To begin using the Econdb API, you first need an API key, which can be obtained by registering on the Econdb website. Once you have your key, you can make requests to the API endpoints to retrieve economic data. The following Python example demonstrates how to fetch GDP growth data for the United States using the requests library.

import requests
import json

# Replace with your actual Econdb API key
API_KEY = "YOUR_ECONDB_API_KEY"

# Define the API endpoint and parameters
BASE_URL = "https://www.econdb.com/api/series/"
series_id = "USAGDPGR"

params = {
    "api_key": API_KEY,
    "format": "json",
    "from": "2010-01-01",
    "to": "2020-12-31"
}

# Make the API request
try:
    response = requests.get(f"{BASE_URL}{series_id}/", params=params)
    response.raise_for_status() # Raise an HTTPError for bad responses (4xx or 5xx)

    data = response.json()

    # Process and print the retrieved data
    print(f"Economic data for series: {series_id}")
    if "data" in data and "values" in data["data"]:
        for entry in data["data"]["values"]:
            print(f"Date: {entry['date']}, Value: {entry['value']}")
    else:
        print("No data found or unexpected response format.")

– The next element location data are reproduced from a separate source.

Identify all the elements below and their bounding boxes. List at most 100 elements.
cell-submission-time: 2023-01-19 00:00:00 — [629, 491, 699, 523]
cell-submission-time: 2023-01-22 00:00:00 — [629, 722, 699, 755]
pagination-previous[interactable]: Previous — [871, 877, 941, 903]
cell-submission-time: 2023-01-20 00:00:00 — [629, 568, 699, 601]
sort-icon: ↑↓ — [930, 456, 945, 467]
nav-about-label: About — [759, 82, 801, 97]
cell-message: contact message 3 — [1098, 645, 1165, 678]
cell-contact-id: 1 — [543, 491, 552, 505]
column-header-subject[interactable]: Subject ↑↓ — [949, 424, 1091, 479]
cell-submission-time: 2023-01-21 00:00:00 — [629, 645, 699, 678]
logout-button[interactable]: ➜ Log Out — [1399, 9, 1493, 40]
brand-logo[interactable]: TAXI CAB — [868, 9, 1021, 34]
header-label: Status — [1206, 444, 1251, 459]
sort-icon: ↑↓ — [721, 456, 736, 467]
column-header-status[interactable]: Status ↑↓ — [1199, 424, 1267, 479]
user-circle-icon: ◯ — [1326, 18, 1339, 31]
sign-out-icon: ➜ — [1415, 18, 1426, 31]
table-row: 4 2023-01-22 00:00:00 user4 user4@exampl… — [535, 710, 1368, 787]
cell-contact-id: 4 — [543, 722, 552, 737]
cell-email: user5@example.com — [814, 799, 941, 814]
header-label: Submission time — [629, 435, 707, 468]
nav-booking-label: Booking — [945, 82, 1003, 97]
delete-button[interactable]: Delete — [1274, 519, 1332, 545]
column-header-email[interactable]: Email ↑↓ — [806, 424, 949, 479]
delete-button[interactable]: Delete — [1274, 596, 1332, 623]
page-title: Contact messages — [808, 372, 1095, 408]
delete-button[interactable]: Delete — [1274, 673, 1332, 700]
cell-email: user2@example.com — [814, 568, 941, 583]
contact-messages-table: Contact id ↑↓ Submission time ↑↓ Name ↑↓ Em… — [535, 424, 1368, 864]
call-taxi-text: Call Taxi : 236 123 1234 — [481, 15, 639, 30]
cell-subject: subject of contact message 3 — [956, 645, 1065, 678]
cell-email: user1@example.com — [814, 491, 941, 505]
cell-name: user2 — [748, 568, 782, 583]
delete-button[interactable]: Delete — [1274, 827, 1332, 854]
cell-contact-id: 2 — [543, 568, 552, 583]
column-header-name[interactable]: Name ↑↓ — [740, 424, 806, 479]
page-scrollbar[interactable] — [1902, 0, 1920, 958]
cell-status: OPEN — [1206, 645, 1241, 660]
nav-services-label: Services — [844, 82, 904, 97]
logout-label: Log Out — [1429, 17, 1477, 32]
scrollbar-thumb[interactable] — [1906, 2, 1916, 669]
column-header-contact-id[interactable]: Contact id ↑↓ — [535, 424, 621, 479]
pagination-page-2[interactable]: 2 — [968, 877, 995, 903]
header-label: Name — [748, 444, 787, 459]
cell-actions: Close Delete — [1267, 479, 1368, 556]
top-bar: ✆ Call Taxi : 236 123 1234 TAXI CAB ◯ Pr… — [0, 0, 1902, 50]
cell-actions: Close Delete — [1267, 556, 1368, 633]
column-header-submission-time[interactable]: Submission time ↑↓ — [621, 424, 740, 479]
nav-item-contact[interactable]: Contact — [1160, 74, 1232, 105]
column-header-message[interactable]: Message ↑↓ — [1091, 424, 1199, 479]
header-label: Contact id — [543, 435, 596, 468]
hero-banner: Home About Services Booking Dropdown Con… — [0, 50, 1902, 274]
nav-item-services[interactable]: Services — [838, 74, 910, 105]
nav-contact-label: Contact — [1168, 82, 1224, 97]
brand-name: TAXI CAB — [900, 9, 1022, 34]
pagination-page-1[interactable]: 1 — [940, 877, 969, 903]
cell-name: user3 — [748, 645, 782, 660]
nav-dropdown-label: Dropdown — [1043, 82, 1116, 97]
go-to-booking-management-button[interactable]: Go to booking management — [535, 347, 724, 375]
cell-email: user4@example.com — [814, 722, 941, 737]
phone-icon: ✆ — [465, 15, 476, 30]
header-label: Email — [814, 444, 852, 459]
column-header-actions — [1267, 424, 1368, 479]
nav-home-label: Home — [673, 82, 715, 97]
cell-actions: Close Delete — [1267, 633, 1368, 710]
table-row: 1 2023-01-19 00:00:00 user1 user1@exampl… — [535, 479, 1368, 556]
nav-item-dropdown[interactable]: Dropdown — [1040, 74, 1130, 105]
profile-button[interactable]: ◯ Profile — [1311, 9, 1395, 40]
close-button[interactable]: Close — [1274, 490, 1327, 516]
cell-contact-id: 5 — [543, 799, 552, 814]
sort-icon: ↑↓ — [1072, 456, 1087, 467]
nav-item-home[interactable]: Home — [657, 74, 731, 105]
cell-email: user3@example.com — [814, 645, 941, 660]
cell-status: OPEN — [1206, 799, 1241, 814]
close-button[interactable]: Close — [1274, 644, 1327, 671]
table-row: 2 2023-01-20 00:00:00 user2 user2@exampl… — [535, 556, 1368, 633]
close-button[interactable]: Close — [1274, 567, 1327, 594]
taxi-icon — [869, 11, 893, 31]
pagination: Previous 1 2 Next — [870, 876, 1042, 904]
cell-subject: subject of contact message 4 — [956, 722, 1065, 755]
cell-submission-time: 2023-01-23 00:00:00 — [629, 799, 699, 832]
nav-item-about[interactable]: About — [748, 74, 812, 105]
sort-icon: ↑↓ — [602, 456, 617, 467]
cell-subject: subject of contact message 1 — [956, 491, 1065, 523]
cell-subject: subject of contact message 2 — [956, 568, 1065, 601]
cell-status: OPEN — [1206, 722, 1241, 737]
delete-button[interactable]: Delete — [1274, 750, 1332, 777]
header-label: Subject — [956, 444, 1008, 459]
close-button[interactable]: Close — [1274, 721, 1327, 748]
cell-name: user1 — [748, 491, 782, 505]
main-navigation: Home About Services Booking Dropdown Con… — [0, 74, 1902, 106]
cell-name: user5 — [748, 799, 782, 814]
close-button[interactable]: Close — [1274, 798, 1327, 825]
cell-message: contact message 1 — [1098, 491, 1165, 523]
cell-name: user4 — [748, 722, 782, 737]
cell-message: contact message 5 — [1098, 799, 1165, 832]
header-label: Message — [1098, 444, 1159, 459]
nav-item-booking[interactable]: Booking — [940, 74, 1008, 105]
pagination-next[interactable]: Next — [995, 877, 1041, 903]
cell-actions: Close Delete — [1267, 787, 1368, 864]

except requests.exceptions.HTTPError as http_err:
    print(f"HTTP error occurred: {http_err}")
except requests.exceptions.ConnectionError as conn_err:
    print(f"Connection error occurred: {conn_err}")
except requests.exceptions.Timeout as timeout_err:
    print(f"Timeout error occurred: {timeout_err}")
except requests.exceptions.RequestException as req_err:
    print(f"An unexpected error occurred: {req_err}")
except json.JSONDecodeError:
    print("Failed to decode JSON from response.")

This script first defines your API key and the target series ID (USAGDPGR for US GDP Growth). It constructs the URL and parameters, including date ranges to specify the data period. The requests.get() function sends the HTTP request, and response.json() parses the JSON response. Error handling is included to manage potential network issues or API errors. The output will be a list of dates and corresponding GDP growth values, which can then be used for further analysis or integration into other applications.